Re: [PATCH v2 1/1] sparc64: Fix comparator problem with timer interrupts

From: Tony Rodriguez

Date: Tue May 19 2026 - 19:27:14 EST


Hi Thomas,

Thanks again for the careful analysis of the comparator ordering. After applying the changes in the patch I confirmed S7‑2 and T7‑1 systems no longer hang; timer scheduling now behaves as expected.

I don’t have bandwidth right now to finish the remaining tidy steps and I’d rather avoid delaying this fix. Since we worked on this together and you’re familiar with the issue, would you be willing to take it over so upstream has everything required for approval? I’m happy to answer any questions; if you’re busy I can ask the maintainer to reassign.

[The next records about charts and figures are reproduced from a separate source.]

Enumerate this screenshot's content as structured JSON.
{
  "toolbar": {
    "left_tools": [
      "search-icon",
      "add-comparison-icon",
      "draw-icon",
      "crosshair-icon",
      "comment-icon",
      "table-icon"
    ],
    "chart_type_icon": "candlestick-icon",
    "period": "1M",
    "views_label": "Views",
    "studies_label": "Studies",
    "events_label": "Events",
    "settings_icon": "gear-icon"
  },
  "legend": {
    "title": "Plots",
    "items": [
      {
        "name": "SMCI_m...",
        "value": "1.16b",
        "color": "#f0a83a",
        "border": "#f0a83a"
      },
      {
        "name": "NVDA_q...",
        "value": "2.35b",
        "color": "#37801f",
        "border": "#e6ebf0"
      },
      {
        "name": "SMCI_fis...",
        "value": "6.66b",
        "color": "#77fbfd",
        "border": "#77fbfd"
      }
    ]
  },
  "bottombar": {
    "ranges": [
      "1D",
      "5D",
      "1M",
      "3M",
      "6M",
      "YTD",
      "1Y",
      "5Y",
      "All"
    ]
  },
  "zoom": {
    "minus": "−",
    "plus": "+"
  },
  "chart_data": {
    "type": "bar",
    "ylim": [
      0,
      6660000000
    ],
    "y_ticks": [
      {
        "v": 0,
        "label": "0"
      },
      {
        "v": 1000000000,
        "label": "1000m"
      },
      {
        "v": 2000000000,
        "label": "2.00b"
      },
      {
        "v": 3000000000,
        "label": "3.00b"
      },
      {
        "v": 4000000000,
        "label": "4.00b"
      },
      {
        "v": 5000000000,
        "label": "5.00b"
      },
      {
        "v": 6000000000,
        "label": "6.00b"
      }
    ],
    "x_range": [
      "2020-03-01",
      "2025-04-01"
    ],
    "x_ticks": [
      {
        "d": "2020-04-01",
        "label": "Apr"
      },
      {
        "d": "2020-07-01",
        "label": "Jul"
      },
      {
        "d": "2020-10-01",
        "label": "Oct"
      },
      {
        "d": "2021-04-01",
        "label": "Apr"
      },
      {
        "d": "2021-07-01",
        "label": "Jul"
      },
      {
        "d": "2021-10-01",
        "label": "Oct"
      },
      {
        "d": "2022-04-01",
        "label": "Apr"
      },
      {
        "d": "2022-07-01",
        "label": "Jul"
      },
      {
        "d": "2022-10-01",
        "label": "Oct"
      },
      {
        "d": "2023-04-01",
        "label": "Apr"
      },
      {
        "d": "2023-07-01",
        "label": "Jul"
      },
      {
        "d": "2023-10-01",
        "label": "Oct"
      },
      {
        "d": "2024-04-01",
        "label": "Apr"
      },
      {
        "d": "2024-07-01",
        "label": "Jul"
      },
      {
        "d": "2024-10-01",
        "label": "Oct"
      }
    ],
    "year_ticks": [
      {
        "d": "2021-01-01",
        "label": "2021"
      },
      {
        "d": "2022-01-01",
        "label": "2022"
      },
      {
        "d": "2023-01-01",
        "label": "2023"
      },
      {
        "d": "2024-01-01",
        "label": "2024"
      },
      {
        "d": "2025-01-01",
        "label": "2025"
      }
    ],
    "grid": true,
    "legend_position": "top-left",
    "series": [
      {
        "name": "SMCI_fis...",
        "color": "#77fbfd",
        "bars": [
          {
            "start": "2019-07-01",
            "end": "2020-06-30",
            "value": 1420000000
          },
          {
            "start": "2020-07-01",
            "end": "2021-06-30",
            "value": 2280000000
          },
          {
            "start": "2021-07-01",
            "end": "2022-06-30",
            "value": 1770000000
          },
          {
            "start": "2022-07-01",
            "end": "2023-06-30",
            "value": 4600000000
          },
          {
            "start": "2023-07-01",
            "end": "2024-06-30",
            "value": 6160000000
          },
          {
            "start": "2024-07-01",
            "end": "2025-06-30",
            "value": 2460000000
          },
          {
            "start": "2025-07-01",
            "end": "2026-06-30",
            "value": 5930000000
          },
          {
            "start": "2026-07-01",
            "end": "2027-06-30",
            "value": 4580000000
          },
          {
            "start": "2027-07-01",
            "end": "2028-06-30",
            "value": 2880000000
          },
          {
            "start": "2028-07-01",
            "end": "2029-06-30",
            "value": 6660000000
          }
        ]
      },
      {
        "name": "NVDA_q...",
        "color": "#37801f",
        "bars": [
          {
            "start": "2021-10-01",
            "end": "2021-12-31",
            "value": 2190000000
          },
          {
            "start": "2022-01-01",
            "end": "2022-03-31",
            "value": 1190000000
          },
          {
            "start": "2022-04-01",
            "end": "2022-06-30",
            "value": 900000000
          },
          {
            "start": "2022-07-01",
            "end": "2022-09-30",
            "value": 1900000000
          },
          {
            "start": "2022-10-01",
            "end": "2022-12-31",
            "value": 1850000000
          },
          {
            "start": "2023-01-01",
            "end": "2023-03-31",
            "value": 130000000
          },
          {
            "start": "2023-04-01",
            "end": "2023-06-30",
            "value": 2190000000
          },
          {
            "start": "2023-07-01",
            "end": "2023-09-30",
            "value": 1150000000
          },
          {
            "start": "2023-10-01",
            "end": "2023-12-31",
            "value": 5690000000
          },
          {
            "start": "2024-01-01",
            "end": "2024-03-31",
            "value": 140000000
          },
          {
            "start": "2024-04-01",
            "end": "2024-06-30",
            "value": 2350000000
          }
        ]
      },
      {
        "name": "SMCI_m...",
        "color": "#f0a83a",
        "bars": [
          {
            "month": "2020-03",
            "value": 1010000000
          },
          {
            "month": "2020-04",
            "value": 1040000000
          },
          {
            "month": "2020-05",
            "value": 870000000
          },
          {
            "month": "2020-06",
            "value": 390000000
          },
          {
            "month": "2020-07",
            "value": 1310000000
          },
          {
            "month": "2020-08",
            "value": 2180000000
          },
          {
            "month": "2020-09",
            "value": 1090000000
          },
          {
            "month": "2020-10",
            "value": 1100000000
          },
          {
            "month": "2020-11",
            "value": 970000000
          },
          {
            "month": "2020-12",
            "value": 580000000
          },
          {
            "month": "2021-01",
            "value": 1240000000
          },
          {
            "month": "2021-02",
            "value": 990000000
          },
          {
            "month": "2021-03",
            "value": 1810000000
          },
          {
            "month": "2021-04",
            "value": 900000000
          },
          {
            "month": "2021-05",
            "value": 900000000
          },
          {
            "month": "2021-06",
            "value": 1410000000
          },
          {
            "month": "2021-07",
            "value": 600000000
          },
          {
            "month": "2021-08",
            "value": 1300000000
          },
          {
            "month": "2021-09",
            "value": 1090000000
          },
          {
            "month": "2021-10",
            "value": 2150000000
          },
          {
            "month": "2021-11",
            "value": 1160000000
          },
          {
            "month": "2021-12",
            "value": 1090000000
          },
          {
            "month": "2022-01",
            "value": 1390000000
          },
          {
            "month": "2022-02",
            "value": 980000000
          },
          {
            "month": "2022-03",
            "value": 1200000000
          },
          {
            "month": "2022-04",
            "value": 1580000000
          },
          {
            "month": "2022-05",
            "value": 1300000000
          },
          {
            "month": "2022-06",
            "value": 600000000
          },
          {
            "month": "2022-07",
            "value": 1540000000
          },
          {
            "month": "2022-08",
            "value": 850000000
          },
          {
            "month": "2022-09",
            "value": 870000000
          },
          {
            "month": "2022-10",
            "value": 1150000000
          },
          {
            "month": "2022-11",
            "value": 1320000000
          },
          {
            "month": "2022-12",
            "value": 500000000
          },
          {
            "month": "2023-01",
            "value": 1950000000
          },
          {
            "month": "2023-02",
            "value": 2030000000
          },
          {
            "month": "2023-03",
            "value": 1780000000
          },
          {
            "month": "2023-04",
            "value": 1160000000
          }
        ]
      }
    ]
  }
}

Thanks again for the review and the clear explanation.

Tony

On 5/19/26 7:22 AM, Thomas Gleixner wrote:
On SPARC64 the check:

return ((long)(new_tick - (orig_tick + adj))) > 0L;

Is safe only if retries make forward progress. The comparator can
take effect with a latency, so the moment when counter == comparator
may be missed, which can cause delays or hangs on some SPARC64 systems.

For clarity:
exp = orig_tick + adj /* expected comparator value */

The current check requires new_tick to be strictly greater than exp;
equality (new_tick == exp) is treated as not yet passed and the caller
will retry.
That's confusing at best. You really want to explain how the ordering is
similar to what I described in the analysis:

exp = read_cnt() + delta_ticks;
write_cmp(exp);
return (read_cnt() - exp) > 0;

If the counter advanced past the expected expiry time, after writing it,
then the caller will retry, as the calling code does:

return tick.add_compare(delta_ticks) ? -ETIME : 0;

But it won't do so when the counter is equal, which is causing the
problem.

By contrast, using:

return ((long)(new_tick - (orig_tick + adj))) >= 0L;

causes the caller to stop retrying and assume the timer is scheduled;
both equality and greater-than are accepted (new_tick == exp or
new_tick > exp).
It's the other way round. When counter >= expiry time, then the write is
considered failed. If the counter has not yet reached expiry time,
i.e. it is smaller, then it assumes the timer is scheduled.

Signed-off-by: Tony Rodriguez<unixpro1970@xxxxxxxxx>
It would be nice to have a link to the original thread in the change log
itself as that gives people quick access when they are wondering about
this a year down the road.

Thanks,

tglx